The Stationers’ Register is one of the most consulted archival documents of the early modern period. It is also, frankly, one of the least understood. First established in 1557 by the London Stationers’ Company to record the publishing rights of its members and cited in Britain’s first copyright statute in 1710, it survives in an almost unbroken sequence from 1557 until 1924. It played a crucial role in the development of Anglo-American copyright.
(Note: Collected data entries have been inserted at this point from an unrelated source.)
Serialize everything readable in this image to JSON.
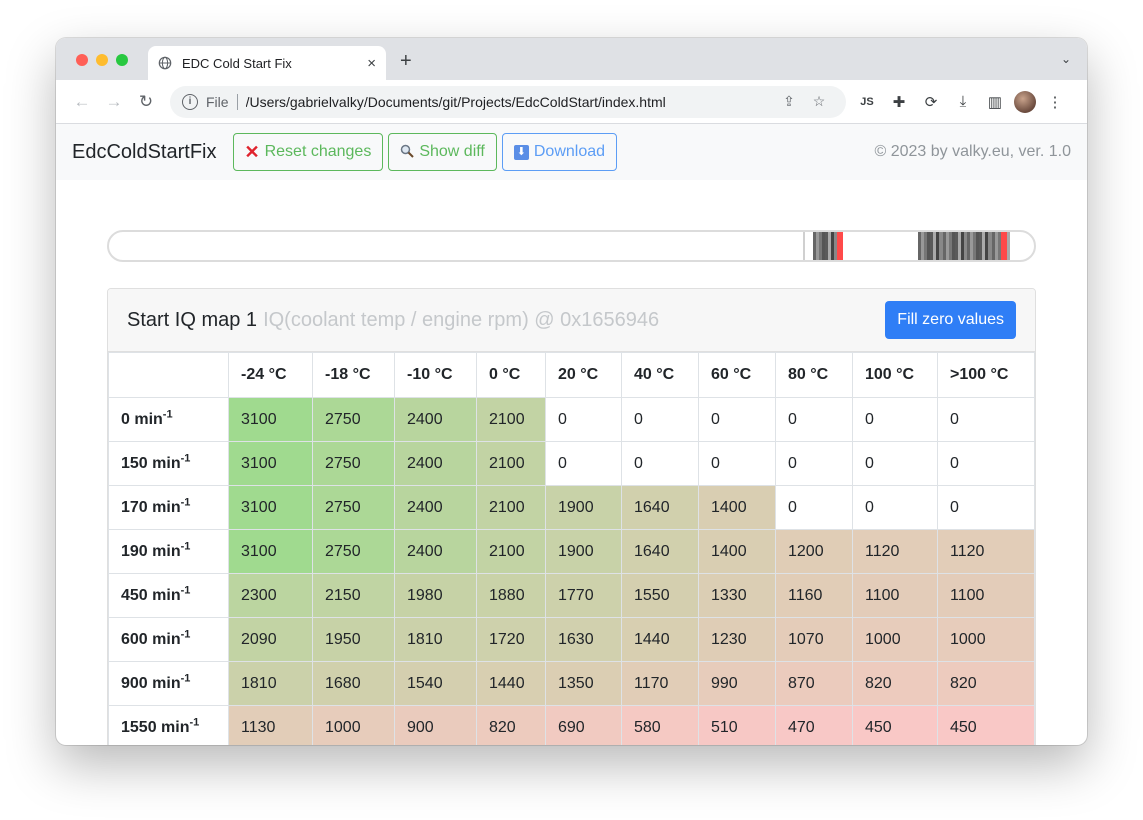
{
  "browser": {
    "tab_title": "EDC Cold Start Fix",
    "tab_close": "×",
    "new_tab": "+",
    "address_scheme": "File",
    "address_url": "/Users/gabrielvalky/Documents/git/Projects/EdcColdStart/index.html"
  },
  "app": {
    "brand": "EdcColdStartFix",
    "reset_label": "Reset changes",
    "diff_label": "Show diff",
    "download_label": "Download",
    "copyright": "© 2023 by valky.eu, ver. 1.0"
  },
  "map": {
    "title": "Start IQ map 1",
    "subtitle": "IQ(coolant temp / engine rpm) @ 0x1656946",
    "fill_button": "Fill zero values",
    "columns": [
      "-24 °C",
      "-18 °C",
      "-10 °C",
      "0 °C",
      "20 °C",
      "40 °C",
      "60 °C",
      "80 °C",
      "100 °C",
      ">100 °C"
    ],
    "rows": [
      {
        "rpm": "0 min",
        "exp": "-1",
        "values": [
          3100,
          2750,
          2400,
          2100,
          0,
          0,
          0,
          0,
          0,
          0
        ]
      },
      {
        "rpm": "150 min",
        "exp": "-1",
        "values": [
          3100,
          2750,
          2400,
          2100,
          0,
          0,
          0,
          0,
          0,
          0
        ]
      },
      {
        "rpm": "170 min",
        "exp": "-1",
        "values": [
          3100,
          2750,
          2400,
          2100,
          1900,
          1640,
          1400,
          0,
          0,
          0
        ]
      },
      {
        "rpm": "190 min",
        "exp": "-1",
        "values": [
          3100,
          2750,
          2400,
          2100,
          1900,
          1640,
          1400,
          1200,
          1120,
          1120
        ]
      },
      {
        "rpm": "450 min",
        "exp": "-1",
        "values": [
          2300,
          2150,
          1980,
          1880,
          1770,
          1550,
          1330,
          1160,
          1100,
          1100
        ]
      },
      {
        "rpm": "600 min",
        "exp": "-1",
        "values": [
          2090,
          1950,
          1810,
          1720,
          1630,
          1440,
          1230,
          1070,
          1000,
          1000
        ]
      },
      {
        "rpm": "900 min",
        "exp": "-1",
        "values": [
          1810,
          1680,
          1540,
          1440,
          1350,
          1170,
          990,
          870,
          820,
          820
        ]
      },
      {
        "rpm": "1550 min",
        "exp": "-1",
        "values": [
          1130,
          1000,
          900,
          820,
          690,
          580,
          510,
          470,
          450,
          450
        ]
      }
    ]
  },
  "colors": {
    "cell_high": "#a0da8f",
    "cell_low": "#f9c8c6",
    "accent": "#2f7ef6"
  },
  "binary_view": {
    "marker_color": "#ff4a4a",
    "byte_shades": [
      "#555555",
      "#777777",
      "#999999",
      "#666666",
      "#888888",
      "#444444",
      "#aaaaaa",
      "#5a5a5a"
    ]
  }
}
This presentation will provide an account of the development of the Stationers’ Register during the early modern period, describing its purpose, its procedures, and its many idiosyncrasies. It will also explain how a new digital project, ‘Stationers’ Register Online’, aims to transform our understanding of how early modern ‘copyright’ worked by creating the first publicly available database of the copy-entries recorded in the Stationers’ Register. 

Ian Gadd is a Professor of English Literature at Bath Spa University, and the Academic Director of the Global Academy of Liberal Arts (GALA), an international network of universities founded by Bath Spa in 2014. He is a General Editor of the Cambridge Edition of the Works of Jonathan Swift, and was a volume editor for The History of Oxford University Press (2013-17). He is a past president of the Society for the History of Authorship, Reading and Publishing (SHARP). He wrote his Oxford D.Phil. on the Stationers’ Company, has taught courses on the Stationers’ Company at Rare Book School, and is currently editing Liber A, the only major early modern record in the Company’s archive that has not yet been published.